Avant de venir au Québec
Elle vécut une enfance heureuse en Bolivie auprès de sa famille. Elle venait de faire ses études en travail social et elle avait travaillé chez les Pères Oblats canadiens qui avaient une agence de services sociaux dans sa paroisse. Son futur époux était missionnaire avec les prêtres et c’est là qu’ils se connurent. Son époux est originaire de Québec et souhaitait revenir au pays pour se marier. Au moment de quitter la Bolivie, elle parlait très peu le français.
L’arrivée à Québec
Le premier mois après son arrivée, elle fut émerveillée par la neige. Elle voulait même sortir durant les tempêtes. Elle reçut un accueil chaleureux de la famille de son fiancé ainsi que des amitiés que le couple avait nouées grâce aux Oblats. Ils se marièrent peu de temps après leur arrivée. Au départ, la difficulté majeure était la langue, car elle ne parlait pas français. La deuxième année, elle eut son premier enfant. Lorsqu’elle était enceinte, elle reçut l’agréable visite d’un voisin latino-américain qui lui offrit une poussette. Par la suite, ils déménagèrent à Rimouski pour le travail de son mari. Là-bas, elle suivit un cours de français. C’est avec ce cours ainsi qu’en lisant beaucoup et en interagissant avec la famille de son mari qu’elle apprit le français. Dès qu’ils arrivèrent à Rimouski, elle alla à la paroisse et s’inscrivit à l’Association Féminine d’Éducation et d’action Sociale (AFEAS). Elle milita pour cette organisation pendant 12 ans. En plus de tisser des liens avec des femmes du voisinage, elle rencontra un prêtre qui donnait des cours à l’Université de Rimouski. Il leur proposa d’assister au cours de préparation au mariage gratuitement. En contrepartie, Vanessa et son mari l’aidèrent à préparer ses cours. Ils restèrent cinq ans à Rimouski, puis déménagèrent à Chicoutimi et y restèrent trois ans. Elle enseigna au collégial en travail social. Le couple était amené à déménager souvent pour le travail de son mari. Finalement, le couple s’établit à Québec où Vanessa, avec d’autres femmes, fonda le Centre des femmes de l’Amérique latine de Québec. Le centre, qui a plus de 37 ans d’existence aujourd’hui, accueille les femmes d’Amérique latine et de Québec dans le but de mieux les intégrer et de maintenir leur culture. Il permet aussi de rire et de pleurer en espagnol. Elle fit également un retour à l’école en complétant une maîtrise en travail social à l’Université Laval.
Choc culturel
Un des premiers chocs culturels qu’elle vécut concerna la nourriture. Peu de temps après son arrivée, elle remarqua bien vite qu’il n’y avait pas de riz (excepté du riz précuit) dans les épiceries. À l’époque, elle parla immédiatement au gérant de l’épicerie, car elle ne comprenait pas où était le riz. Elle et son mari allaient fréquemment à Montréal afin de se procurer des denrées de l’Amérique latine, car il y avait une plus grande diversité de produits alimentaires à Montréal qu’à Québec. Les fruits de son pays lui manquaient beaucoup. En effet, à cette époque, peu de fruits exotiques y étaient exportés.

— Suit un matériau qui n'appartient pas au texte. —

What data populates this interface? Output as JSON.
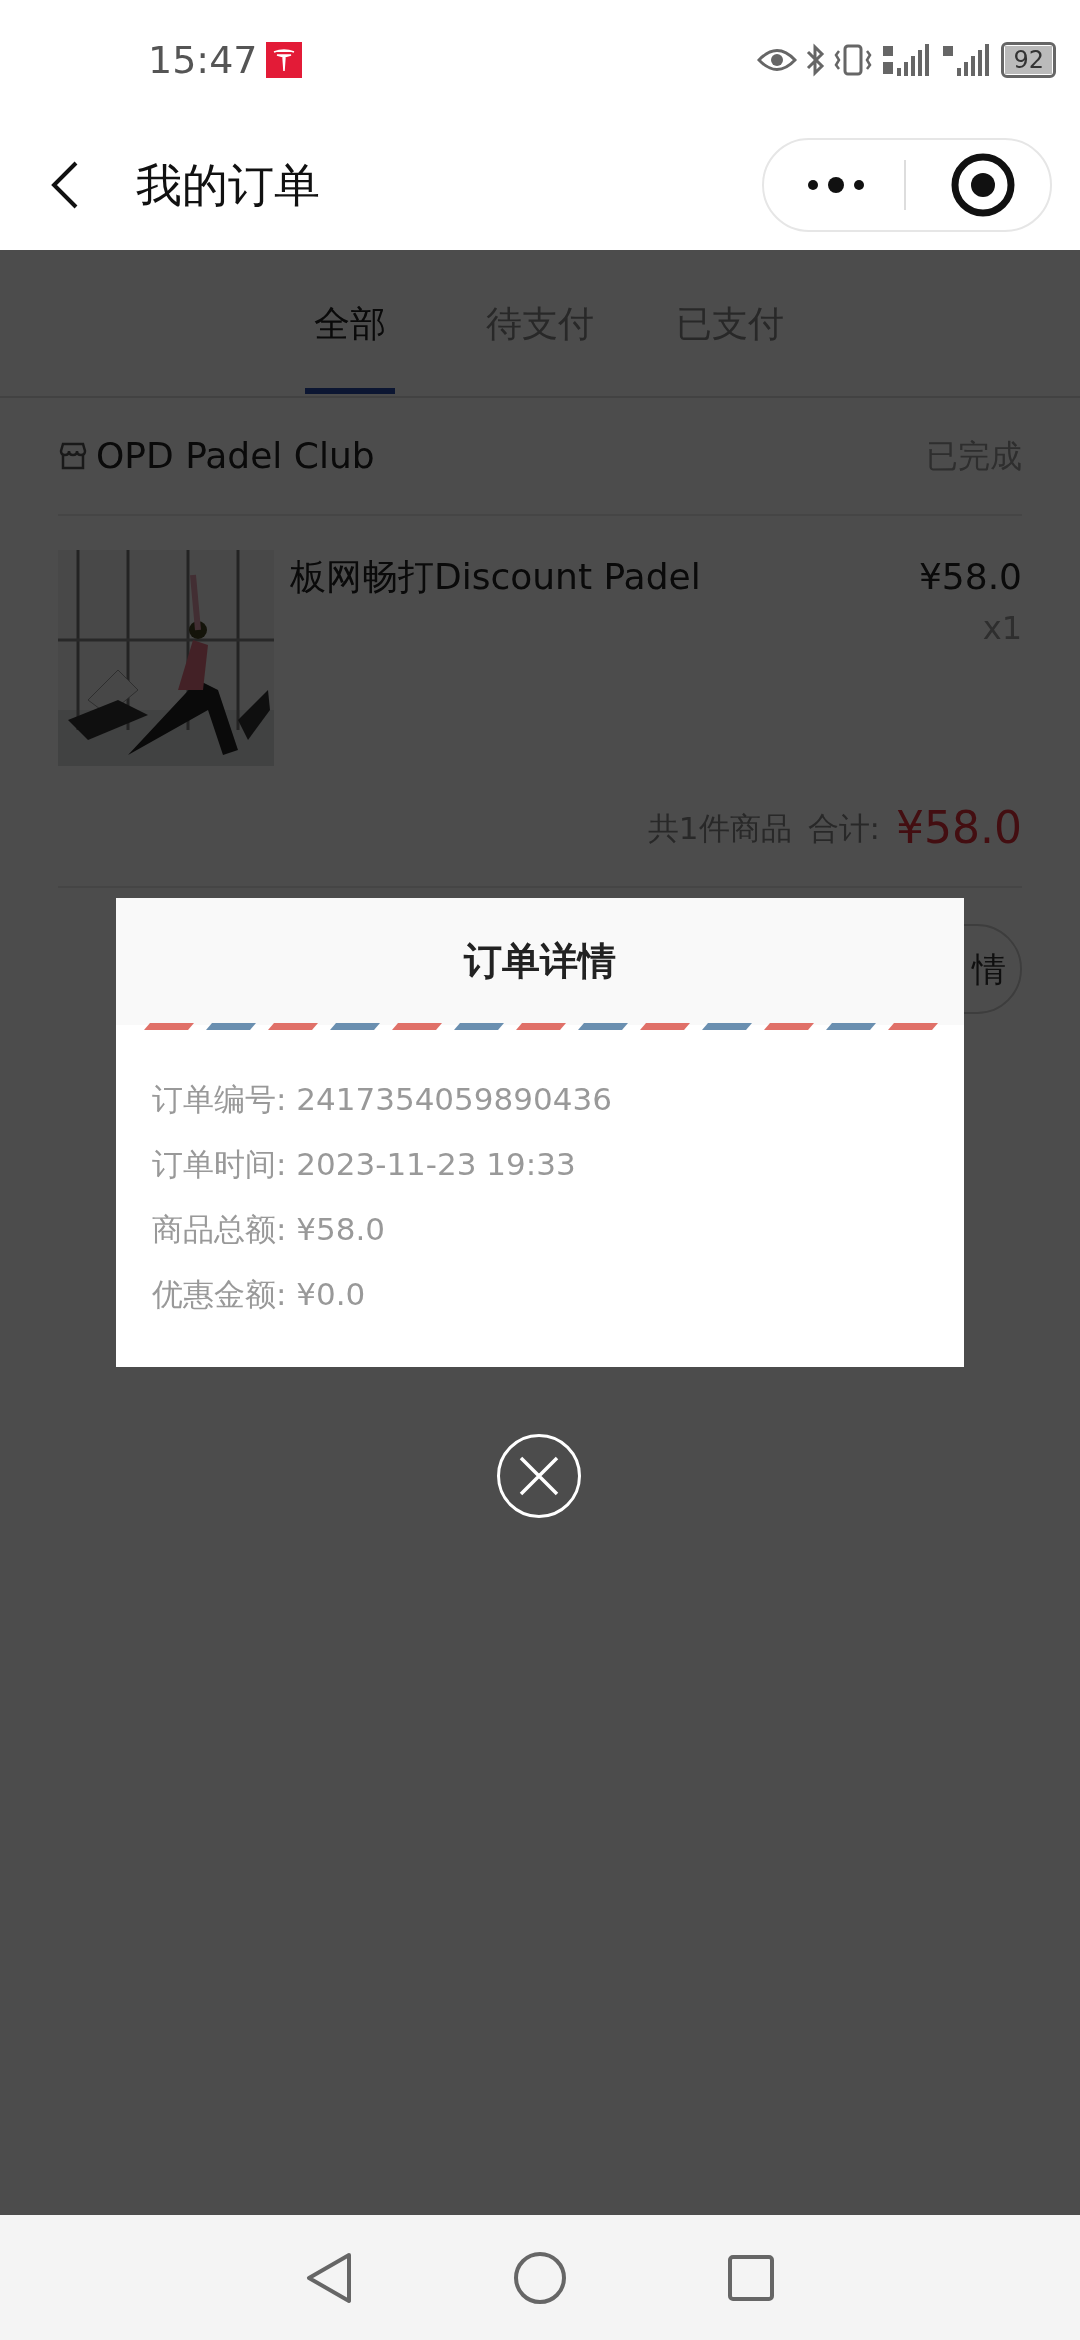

Le deuxième choc fut le regard de la société québécoise sur l’allaitement. Au moment où elle eut sa première fille, l’allaitement avait perdu en popularité. Les infirmières voulaient qu’elle donne le biberon à son bébé, mais comme elle ne parlait pas bien français et ne comprenait pas pour quelles raisons des gens voudraient l’empêcher d’allaiter, elle était persuadée qu’elle allait mourir et que son lait était nocif pour le bébé. Finalement, son mari intervint et lui expliqua la situation. Ils insistèrent pour qu’elle puisse allaiter son bébé. Dans le même ordre d’idée, un jour qu’elle rendait visite aux tantes de son mari et qu’elle s’apprêtait à allaiter, comme elle l’aurait fait dans son pays, les tantes l’ont isolée dans une chambre parce que c’était mal vu d’allaiter en public. En ce qui concerne les valeurs familiales, dans son pays, les familles « élargies » sont extrêmement liées, contrairement au Québec.
Discrimination
Avant son arrivée, elle n’était pas inquiète en ce qui a trait à la discrimination. Une fois au Québec, elle ne sentit pas que les autres la rejetaient. Quand elle travaillait, personne ne la voyait comme une immigrante, mais plus comme une professionnelle à part entière. Elle pense toutefois que le niveau de scolarité peut avoir un impact sur la vision des gens. À une occasion, alors qu’elle habitait à Chicoutimi, elle vécut de la discrimination. Vanessa avait postulé pour un poste de remplacement pour lequel elle était parfaitement compétente, mais l’emploi fut offert à une Québécoise. Comme justification, l’employeur lui dit qu’il ne l’avait pas prise, car une Québécoise postulait et que, selon toute logique, le poste lui revenait prioritairement. Outre cet événement, elle trouve que les gens furent plutôt accueillants et gentils. Par contre, elle trouve déplorable que les seules fois où les immigrant-e-s sont visibles à la télévision ce soit en mal. Les médias montrent les révolutions, la guerre qui sévit, la drogue et la pauvreté, mais on ne parle jamais des universités, des prix Nobel qu’ils et elles remportent, etc.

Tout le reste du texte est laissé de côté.